Мучительно переводя дыхание, Гэндзо сказал так:
– Ничего иного не могу я желать, как умереть на коленях у господина и повелителя. Но когда прошедшей весной родительница моя отбывала из столицы в Синано, она мне наказывала: «Непременно отпросись и зимой меня навести». И я ей обещал. И ежели теперь какой-нибудь простолюдин представит ей на обозрение мои бренные останки, она впадёт в отчаяние, и это ляжет на меня непрощаемой виной. Хотелось бы мне, чтобы господин мой и повелитель, пока он пребывает в столице, время от времени удостаивал её словами утешения.
– Я стану непременно навещать её, будь спокоен! – сказал Ёсицунэ, и Гэндзо заплакал от радости.
Видно было, что конец его близок. Васиноо, склонившись к нему, велел читать «Наму Амида Будда», чтобы умереть со святым именем на устах, и сам стал громким голосом читать нараспев. Так умер Эда Гэндзо на коленях у своего господина. Было ему двадцать пять лет.
Судья Ёсицунэ подозвал Бэнкэя и Кисанду.
– Как идёт бой? – спросил он.
– У стервеца Тосабо осталось от силы два-три десятка людей, – ответили ему.

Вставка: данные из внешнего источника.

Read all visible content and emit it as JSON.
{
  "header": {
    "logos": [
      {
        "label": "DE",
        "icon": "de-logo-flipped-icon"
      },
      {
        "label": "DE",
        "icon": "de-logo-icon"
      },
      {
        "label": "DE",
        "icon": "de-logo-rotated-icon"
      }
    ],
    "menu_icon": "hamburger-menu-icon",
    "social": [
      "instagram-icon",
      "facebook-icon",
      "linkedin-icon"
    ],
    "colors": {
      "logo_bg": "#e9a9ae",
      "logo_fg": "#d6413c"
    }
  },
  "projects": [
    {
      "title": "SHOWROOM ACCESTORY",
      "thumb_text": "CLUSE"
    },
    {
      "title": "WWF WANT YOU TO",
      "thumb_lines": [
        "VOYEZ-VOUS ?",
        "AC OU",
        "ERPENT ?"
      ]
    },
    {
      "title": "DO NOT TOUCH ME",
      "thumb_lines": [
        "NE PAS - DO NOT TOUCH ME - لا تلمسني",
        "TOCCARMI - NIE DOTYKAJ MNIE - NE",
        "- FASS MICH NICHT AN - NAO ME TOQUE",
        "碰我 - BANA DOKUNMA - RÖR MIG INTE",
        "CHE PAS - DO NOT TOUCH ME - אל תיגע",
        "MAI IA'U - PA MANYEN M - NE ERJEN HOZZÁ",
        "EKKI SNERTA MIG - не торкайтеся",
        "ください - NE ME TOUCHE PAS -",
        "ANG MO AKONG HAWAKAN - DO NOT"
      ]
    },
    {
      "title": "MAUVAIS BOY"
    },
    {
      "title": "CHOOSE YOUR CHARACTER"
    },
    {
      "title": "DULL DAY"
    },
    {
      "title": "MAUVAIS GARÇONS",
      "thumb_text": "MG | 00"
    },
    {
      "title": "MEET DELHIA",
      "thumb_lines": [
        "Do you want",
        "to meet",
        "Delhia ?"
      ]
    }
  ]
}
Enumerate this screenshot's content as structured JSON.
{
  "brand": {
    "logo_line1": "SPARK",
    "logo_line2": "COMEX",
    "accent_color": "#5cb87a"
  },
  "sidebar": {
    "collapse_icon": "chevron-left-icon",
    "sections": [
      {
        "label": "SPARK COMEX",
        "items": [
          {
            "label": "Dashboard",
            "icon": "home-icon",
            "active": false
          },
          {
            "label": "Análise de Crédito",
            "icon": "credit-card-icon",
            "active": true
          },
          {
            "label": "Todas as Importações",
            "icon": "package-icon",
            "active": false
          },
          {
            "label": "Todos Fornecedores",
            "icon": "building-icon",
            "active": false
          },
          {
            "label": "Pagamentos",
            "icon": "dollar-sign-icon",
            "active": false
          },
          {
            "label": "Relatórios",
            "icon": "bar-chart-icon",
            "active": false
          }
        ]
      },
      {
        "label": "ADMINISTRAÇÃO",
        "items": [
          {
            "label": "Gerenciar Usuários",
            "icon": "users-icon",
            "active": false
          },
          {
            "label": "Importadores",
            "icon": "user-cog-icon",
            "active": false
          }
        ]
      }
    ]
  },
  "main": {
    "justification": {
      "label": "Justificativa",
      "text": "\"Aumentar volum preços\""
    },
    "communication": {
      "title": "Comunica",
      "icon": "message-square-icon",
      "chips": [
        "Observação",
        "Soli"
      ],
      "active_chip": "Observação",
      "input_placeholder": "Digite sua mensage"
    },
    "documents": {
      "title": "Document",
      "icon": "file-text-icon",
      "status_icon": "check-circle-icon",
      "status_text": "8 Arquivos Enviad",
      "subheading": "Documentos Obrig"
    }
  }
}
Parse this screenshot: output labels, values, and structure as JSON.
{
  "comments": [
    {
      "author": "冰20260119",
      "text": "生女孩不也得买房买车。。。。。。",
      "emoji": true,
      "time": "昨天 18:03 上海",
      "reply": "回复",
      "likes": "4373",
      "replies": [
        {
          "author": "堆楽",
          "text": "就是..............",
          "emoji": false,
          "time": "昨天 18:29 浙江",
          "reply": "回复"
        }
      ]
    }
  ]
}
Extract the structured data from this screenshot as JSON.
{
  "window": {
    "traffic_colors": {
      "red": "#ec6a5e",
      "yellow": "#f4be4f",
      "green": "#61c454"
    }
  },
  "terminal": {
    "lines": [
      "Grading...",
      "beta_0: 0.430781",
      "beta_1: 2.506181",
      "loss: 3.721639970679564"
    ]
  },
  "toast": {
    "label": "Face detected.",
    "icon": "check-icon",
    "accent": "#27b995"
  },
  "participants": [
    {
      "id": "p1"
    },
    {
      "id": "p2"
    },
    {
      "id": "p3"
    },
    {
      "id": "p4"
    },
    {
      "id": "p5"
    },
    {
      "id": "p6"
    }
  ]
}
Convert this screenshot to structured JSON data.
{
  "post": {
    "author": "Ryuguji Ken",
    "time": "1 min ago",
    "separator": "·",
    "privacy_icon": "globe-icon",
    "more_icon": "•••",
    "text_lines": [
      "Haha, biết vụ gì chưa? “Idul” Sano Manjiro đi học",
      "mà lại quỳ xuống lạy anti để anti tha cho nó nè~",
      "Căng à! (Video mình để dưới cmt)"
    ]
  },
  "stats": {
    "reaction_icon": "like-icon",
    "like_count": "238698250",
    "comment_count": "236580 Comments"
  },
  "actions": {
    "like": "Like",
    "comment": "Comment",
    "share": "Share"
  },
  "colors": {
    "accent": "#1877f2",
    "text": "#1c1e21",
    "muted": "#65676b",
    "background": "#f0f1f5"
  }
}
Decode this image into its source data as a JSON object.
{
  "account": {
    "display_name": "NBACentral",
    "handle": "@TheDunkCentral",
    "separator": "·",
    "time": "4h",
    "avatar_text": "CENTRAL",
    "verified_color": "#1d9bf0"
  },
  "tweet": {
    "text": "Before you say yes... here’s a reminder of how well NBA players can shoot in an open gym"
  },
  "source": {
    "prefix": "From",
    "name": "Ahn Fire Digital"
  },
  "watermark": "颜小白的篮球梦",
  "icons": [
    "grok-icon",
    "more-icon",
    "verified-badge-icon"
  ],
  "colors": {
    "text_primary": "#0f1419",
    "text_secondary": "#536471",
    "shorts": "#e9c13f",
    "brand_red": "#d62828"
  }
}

– Тяжко мне, что погиб Эда. Из шайки Тосабо больше никого не убивать. Берите живыми и доставьте сюда.
Кисанда сказал:
– Ничего бы не стоило перебить врагов издали стрелами, а вы отдаёте приказ брать их живыми, не убивать. Это будет нелёгкое дело. Но раз такое повеление…
Перехватив поудобнее свою огромную алебарду, он побежал прочь.
– Ну, уж я-то от этого парня не отстану! – взревел Бэнкэй и тоже умчался, сжимая в руке боевой топор.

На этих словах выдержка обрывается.